Inference — local-first, engine-agnostic

The guarantee: Umi runs for anyone, fully local. We can’t promise frontier-level intelligence on every device — that’s hardware. We can promise it works, offline, on whatever you have. That promise drives every decision here.

The through-line: every engine — our managed llama.cpp, a user’s Ollama, a future WebGPU sidecar — reduces to an OpenAI-compatible endpoint behind the InferenceEngine trait. The only variable is who owns its lifecycle. That is what lets us commit hard to llama.cpp today without betting the architecture on it.

Decisions

1. Default engine: llama.cpp. CPU fallback runs on anything (the floor); GPU backends (Vulkan covers AMD/Intel/NVIDIA cross-vendor today, plus Metal/CUDA) accelerate when present; GGUF means every model arrives day one. It is the only engine that delivers “works for anyone” without caveats.

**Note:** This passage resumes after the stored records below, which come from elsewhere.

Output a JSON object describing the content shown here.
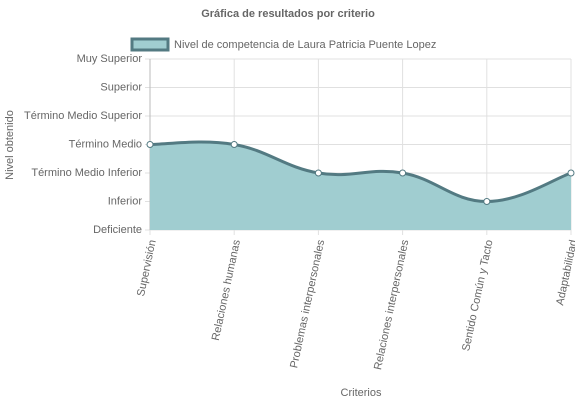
{
  "chart_data": {
    "type": "area",
    "title": "Gráfica de resultados por criterio",
    "x_label": "Criterios",
    "y_label": "Nivel obtenido",
    "categories": [
      "Supervisión",
      "Relaciones humanas",
      "Problemas interpersonales",
      "Relaciones interpersonales",
      "Sentido Común y Tacto",
      "Adaptabilidad"
    ],
    "series": [
      {
        "name": "Nivel de competencia de Laura Patricia Puente Lopez",
        "color": "#a0cdd0",
        "line_color": "#537a82",
        "values": [
          3,
          3,
          2,
          2,
          1,
          2
        ]
      }
    ],
    "ylim": [
      0,
      6
    ],
    "yticks": [
      {
        "value": 0,
        "label": "Deficiente"
      },
      {
        "value": 1,
        "label": "Inferior"
      },
      {
        "value": 2,
        "label": "Término Medio Inferior"
      },
      {
        "value": 3,
        "label": "Término Medio"
      },
      {
        "value": 4,
        "label": "Término Medio Superior"
      },
      {
        "value": 5,
        "label": "Superior"
      },
      {
        "value": 6,
        "label": "Muy Superior"
      }
    ],
    "grid": true
  }
}
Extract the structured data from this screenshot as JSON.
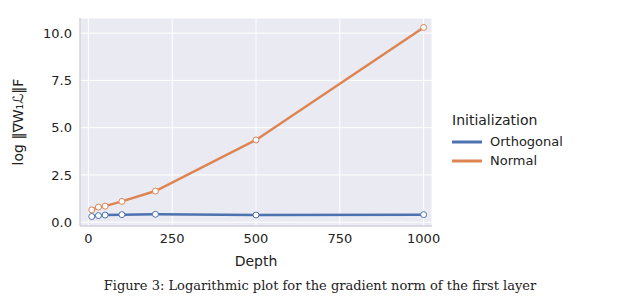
{
  "chart_data": {
    "type": "line",
    "title": "Figure 3: Logarithmic plot for the gradient norm of the first layer",
    "x_label": "Depth",
    "y_label": "log ‖∇W₁ℒ‖F",
    "legend_title": "Initialization",
    "x": [
      10,
      30,
      50,
      100,
      200,
      500,
      1000
    ],
    "series": [
      {
        "name": "Orthogonal",
        "color": "#4c72b0",
        "marker": "o",
        "values": [
          0.3,
          0.35,
          0.38,
          0.4,
          0.42,
          0.38,
          0.4
        ]
      },
      {
        "name": "Normal",
        "color": "#dd8452",
        "marker": "o",
        "values": [
          0.65,
          0.8,
          0.85,
          1.1,
          1.65,
          4.35,
          10.3
        ]
      }
    ],
    "xlim": [
      -25,
      1025
    ],
    "ylim": [
      -0.2,
      10.8
    ],
    "xticks": [
      0,
      250,
      500,
      750,
      1000
    ],
    "yticks": [
      {
        "value": 0,
        "label": "0.0"
      },
      {
        "value": 2.5,
        "label": "2.5"
      },
      {
        "value": 5,
        "label": "5.0"
      },
      {
        "value": 7.5,
        "label": "7.5"
      },
      {
        "value": 10,
        "label": "10.0"
      }
    ],
    "grid": true,
    "legend": "right"
  }
}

2. It runs as a managed sidecar, not in-process. Native inference on diverse consumer hardware will crash and hang; in-process that kills the whole app, as a supervised sidecar the app survives and restarts it. Engine-as-separate-binary also lets us ship/upgrade the CUDA vs Vulkan vs CPU build independently and pick the right one per device — the same “swap a leaf, don’t refactor the tree” modularity as silos, and exactly the existing EngineKind::ManagedSidecar seam. Start by spawning llama-server (OpenAI-compatible) and reuse the same client as external servers — ManagedSidecar and ExternalServer then differ only in who spawned the process. Bind to loopback with a session token (or a unix socket); nothing leaves the device.

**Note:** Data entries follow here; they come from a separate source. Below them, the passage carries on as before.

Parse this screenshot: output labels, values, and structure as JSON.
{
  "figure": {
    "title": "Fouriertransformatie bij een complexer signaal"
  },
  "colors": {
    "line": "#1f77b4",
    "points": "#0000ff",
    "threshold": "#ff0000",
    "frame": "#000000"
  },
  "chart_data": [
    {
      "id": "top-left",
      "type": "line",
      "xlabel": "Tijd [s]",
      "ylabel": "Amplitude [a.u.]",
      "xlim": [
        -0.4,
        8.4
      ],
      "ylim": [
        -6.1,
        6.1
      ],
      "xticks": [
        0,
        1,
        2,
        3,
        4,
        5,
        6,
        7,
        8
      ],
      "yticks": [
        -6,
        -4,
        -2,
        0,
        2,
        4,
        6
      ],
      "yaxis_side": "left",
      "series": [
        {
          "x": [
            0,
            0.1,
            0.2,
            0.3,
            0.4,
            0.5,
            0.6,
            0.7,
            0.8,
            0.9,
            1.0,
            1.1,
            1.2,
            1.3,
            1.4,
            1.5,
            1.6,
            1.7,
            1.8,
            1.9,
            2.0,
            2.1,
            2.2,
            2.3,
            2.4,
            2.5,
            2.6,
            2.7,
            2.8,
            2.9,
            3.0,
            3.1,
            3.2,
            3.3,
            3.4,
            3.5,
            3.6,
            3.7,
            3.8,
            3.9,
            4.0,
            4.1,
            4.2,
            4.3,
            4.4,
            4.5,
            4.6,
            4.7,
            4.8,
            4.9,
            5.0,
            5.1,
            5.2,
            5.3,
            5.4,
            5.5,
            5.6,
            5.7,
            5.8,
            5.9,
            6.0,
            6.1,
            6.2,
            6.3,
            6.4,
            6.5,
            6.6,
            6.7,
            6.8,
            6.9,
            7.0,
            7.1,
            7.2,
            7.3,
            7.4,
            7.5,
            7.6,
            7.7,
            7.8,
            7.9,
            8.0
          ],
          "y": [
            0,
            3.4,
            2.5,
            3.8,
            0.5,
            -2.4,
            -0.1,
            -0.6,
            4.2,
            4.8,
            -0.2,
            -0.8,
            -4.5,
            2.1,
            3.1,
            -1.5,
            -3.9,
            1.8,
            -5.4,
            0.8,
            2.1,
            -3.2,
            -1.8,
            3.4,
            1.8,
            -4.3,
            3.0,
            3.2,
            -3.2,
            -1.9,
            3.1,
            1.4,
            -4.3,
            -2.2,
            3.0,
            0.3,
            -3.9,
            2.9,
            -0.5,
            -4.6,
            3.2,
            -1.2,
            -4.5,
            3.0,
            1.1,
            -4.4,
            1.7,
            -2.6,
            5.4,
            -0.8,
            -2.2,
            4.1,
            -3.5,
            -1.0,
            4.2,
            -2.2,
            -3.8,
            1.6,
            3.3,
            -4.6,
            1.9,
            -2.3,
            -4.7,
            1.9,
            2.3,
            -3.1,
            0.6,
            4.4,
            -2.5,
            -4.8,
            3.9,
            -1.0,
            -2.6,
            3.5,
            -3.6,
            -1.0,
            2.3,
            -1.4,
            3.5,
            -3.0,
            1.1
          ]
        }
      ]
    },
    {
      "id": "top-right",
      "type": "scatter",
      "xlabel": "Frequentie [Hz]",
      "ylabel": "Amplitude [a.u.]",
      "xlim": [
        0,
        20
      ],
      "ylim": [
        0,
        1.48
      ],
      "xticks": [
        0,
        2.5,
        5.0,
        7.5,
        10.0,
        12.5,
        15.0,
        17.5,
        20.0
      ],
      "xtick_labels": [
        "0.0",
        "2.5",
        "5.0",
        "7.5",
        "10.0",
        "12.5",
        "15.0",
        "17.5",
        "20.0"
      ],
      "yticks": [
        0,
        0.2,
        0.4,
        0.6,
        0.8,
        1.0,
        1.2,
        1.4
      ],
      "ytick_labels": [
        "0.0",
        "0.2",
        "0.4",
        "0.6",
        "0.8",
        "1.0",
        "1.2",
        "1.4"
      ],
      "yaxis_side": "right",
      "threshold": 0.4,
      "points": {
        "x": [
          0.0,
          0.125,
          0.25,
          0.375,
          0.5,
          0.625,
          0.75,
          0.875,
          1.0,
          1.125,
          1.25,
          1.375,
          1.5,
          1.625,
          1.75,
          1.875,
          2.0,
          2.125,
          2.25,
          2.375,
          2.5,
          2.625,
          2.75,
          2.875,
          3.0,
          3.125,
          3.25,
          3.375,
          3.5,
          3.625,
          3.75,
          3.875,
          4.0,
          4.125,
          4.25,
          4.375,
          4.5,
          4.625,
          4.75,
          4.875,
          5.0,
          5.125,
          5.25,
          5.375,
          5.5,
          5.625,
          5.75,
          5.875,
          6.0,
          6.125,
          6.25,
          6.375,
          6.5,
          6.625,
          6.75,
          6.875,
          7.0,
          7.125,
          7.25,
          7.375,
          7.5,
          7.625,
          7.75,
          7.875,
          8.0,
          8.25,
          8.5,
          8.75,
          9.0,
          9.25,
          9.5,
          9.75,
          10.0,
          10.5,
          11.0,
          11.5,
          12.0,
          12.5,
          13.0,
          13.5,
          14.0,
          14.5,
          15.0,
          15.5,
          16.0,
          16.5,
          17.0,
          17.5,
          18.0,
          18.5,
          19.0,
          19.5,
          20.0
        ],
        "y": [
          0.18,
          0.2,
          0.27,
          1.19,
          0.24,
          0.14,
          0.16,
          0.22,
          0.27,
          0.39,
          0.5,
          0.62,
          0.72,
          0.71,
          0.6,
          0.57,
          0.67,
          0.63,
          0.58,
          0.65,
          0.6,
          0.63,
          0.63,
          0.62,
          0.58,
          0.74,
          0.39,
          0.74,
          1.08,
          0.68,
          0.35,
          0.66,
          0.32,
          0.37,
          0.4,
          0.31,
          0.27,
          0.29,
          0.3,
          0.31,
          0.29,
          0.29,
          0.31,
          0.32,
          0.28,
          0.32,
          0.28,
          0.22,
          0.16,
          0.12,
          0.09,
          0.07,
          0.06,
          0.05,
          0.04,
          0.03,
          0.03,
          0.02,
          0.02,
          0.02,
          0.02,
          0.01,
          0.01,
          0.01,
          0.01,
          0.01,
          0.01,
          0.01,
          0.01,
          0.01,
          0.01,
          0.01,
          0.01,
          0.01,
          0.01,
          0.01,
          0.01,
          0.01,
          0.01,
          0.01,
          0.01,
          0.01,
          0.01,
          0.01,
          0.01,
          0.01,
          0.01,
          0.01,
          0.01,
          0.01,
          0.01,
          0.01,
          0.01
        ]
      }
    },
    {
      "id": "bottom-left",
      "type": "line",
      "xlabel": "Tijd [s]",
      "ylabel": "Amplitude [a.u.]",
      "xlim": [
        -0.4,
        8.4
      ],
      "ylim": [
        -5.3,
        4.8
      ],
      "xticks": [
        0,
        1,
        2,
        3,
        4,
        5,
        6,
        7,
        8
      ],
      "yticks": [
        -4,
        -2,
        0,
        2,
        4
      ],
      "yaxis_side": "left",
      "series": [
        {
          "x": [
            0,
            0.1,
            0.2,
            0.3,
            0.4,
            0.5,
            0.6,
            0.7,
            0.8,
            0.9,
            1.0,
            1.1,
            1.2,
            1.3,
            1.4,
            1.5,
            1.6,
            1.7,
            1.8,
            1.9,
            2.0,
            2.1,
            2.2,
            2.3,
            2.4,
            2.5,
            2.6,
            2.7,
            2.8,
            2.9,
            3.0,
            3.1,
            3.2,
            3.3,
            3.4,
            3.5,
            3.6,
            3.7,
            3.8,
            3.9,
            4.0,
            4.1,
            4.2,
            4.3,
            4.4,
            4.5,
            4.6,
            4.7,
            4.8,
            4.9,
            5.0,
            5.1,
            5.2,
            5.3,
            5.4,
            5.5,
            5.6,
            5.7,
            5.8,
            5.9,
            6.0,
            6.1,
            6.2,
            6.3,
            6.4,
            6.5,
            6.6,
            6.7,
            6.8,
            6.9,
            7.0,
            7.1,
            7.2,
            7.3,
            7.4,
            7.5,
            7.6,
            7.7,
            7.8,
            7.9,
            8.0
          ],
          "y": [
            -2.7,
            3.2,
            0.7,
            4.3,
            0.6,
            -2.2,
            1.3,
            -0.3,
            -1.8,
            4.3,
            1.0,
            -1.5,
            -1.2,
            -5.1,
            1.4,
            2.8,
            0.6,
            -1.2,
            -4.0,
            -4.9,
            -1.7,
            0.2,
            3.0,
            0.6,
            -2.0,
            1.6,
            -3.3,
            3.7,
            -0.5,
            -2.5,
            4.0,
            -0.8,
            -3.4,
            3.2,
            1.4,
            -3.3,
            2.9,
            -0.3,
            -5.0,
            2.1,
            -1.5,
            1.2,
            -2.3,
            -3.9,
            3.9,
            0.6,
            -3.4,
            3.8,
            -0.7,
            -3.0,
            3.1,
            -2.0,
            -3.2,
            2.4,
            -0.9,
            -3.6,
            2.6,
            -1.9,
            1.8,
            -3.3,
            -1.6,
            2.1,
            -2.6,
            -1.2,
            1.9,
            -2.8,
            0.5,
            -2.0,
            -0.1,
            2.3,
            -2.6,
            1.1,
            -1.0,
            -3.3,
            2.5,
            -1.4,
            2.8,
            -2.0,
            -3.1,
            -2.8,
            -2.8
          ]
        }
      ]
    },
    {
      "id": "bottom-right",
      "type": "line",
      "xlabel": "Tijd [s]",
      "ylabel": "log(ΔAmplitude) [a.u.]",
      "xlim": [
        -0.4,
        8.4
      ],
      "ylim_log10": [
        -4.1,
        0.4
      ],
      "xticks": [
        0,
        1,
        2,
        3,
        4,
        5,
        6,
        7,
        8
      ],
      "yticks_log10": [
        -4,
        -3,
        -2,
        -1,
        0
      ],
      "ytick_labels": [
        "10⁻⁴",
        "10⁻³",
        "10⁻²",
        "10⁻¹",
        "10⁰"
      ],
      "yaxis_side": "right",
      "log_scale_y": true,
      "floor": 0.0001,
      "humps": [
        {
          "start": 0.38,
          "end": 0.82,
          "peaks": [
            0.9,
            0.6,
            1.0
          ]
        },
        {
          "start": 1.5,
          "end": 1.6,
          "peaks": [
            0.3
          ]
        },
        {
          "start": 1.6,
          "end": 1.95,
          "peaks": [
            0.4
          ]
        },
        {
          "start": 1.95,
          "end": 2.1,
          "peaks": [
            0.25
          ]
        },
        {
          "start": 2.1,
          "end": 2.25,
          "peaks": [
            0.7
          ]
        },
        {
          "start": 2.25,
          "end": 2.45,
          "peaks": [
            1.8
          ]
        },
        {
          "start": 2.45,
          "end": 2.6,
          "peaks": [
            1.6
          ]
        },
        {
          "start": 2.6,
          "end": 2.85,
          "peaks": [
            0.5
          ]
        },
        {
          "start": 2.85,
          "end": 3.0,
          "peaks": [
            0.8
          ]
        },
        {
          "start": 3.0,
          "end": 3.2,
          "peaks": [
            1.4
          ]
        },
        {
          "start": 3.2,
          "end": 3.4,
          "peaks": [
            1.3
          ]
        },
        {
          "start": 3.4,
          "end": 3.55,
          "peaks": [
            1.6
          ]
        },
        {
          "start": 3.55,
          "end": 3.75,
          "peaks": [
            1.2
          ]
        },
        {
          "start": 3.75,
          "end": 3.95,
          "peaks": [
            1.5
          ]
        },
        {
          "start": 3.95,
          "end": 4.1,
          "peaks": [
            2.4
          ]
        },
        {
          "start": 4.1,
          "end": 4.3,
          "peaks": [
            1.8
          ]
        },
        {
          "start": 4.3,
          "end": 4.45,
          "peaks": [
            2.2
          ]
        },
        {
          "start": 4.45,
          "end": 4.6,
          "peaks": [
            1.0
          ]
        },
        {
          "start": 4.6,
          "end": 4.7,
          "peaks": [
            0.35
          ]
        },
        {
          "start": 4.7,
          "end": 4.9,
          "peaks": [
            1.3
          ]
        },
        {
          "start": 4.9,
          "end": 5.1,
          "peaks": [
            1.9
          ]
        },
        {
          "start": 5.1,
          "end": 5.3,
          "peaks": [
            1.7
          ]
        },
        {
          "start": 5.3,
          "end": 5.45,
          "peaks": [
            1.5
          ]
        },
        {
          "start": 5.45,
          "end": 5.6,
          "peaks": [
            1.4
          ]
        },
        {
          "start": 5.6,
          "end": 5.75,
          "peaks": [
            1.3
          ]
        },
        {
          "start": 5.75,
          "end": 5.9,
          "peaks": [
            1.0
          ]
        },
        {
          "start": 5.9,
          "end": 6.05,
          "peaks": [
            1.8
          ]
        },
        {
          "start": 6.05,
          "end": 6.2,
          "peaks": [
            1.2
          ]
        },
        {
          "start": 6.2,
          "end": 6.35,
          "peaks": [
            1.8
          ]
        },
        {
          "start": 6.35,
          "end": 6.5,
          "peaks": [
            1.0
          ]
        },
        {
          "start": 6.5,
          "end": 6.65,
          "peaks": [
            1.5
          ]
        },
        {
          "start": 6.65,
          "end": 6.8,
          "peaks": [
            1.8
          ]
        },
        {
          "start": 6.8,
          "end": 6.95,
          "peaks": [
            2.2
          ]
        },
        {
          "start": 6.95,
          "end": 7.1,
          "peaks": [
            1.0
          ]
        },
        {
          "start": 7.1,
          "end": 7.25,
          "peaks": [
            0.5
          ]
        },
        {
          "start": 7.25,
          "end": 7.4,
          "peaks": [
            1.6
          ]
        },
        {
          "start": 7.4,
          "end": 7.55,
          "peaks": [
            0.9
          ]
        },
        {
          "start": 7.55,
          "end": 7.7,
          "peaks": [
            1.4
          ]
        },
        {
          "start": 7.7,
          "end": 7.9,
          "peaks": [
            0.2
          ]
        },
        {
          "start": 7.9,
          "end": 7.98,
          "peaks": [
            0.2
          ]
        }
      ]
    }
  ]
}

3. Interop is free: external OpenAI-compatible servers. Power users’ Ollama / LM Studio / vLLM are just an ExternalServer engine — the same HTTP client. This is the “you might get more intelligence if your setup allows” path, at no architectural cost.

4. Models download on first run and cache forever; an offline installer is a variant. A bundled model can’t tailor to hardware and bloats every installer; local-first means runtime independence (data + compute stay local, no cloud to operate), not “ships in the binary.” We detect the device, fetch the right-sized model once, cache it permanently, and never touch the network for inference again. First run without internet is graceful — vault and UI work, inference shows a “fetching your model” state, never a brick. A separate offline installer bundles a tiny floor model for airgapped cases.

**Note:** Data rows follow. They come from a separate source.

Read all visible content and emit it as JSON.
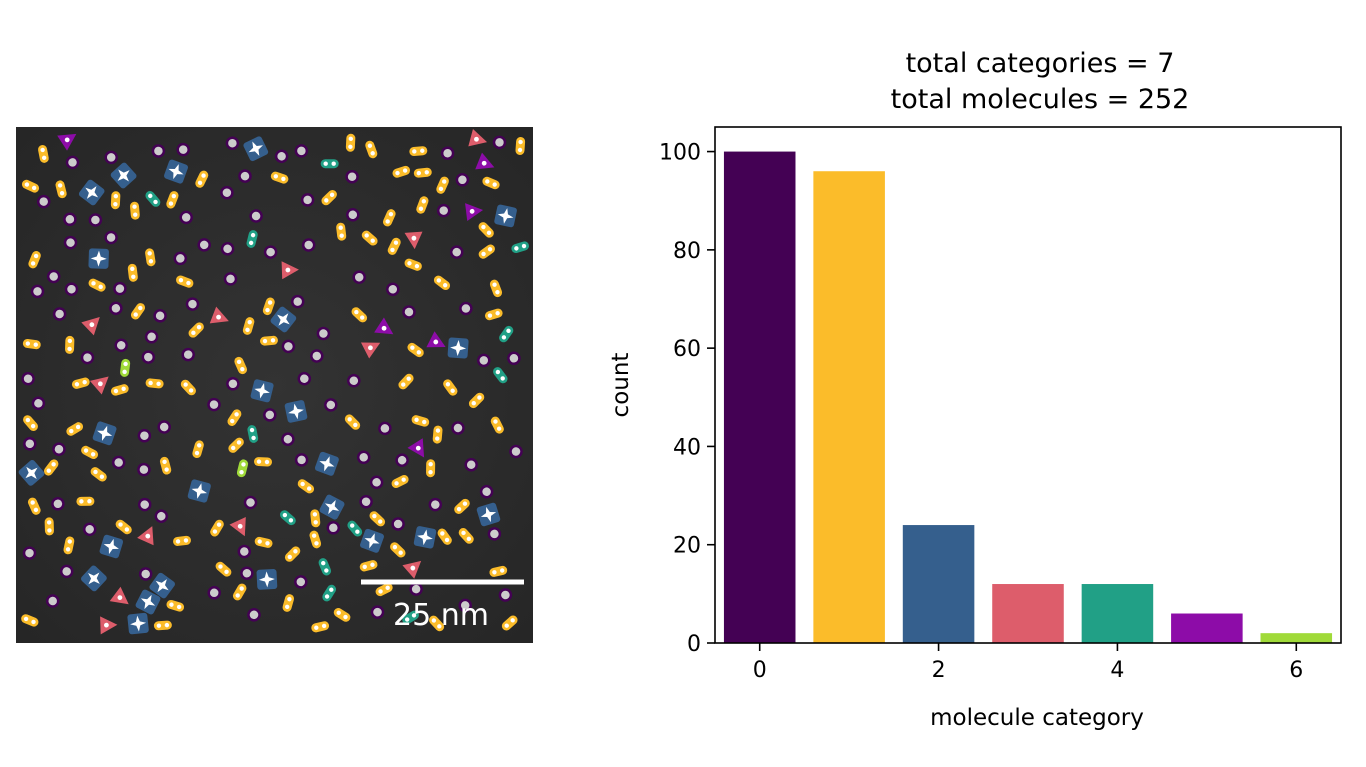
{
  "micrograph": {
    "scale_bar_label": "25 nm"
  },
  "chart_data": {
    "type": "bar",
    "title_lines": [
      "total categories = 7",
      "total molecules = 252"
    ],
    "xlabel": "molecule category",
    "ylabel": "count",
    "categories": [
      0,
      1,
      2,
      3,
      4,
      5,
      6
    ],
    "values": [
      100,
      96,
      24,
      12,
      12,
      6,
      2
    ],
    "colors": [
      "#440154",
      "#fbbc2a",
      "#355f8d",
      "#dd5d6b",
      "#21a086",
      "#8d0ca8",
      "#a0da39"
    ],
    "xlim": [
      -0.5,
      6.5
    ],
    "ylim": [
      0,
      105
    ],
    "xticks": [
      0,
      2,
      4,
      6
    ],
    "yticks": [
      0,
      20,
      40,
      60,
      80,
      100
    ],
    "grid": false,
    "legend": "none"
  }
}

5. The embedder rides the same sidecar; its dimension is config. One engine for chat and embeddings (/v1/embeddings), fewer moving parts. Default to a ~384-dim floor model that runs anywhere; the SurrealDB vector index is created to match, so a stronger embedder later is a reindex, not a redesign.

Deferred, with triggers

These are new InferenceEngine impls — a new file, not a migration — which is the whole payoff of the seam.

WebGPU engine (MLC-LLM or a Rust wgpu engine): build it when Umi targets a browser/PWA, or when per-platform GPU builds become the bottleneck.
NPU / ONNX engine (DirectML, Qualcomm QNN, CoreML, LiteRT / Gemini Nano): build it when a meaningful share of target devices ship NPUs worth using and a runnable model exists.

Until then, llama.cpp’s Vulkan/Metal/CUDA covers acceleration, and nothing above constrains the future.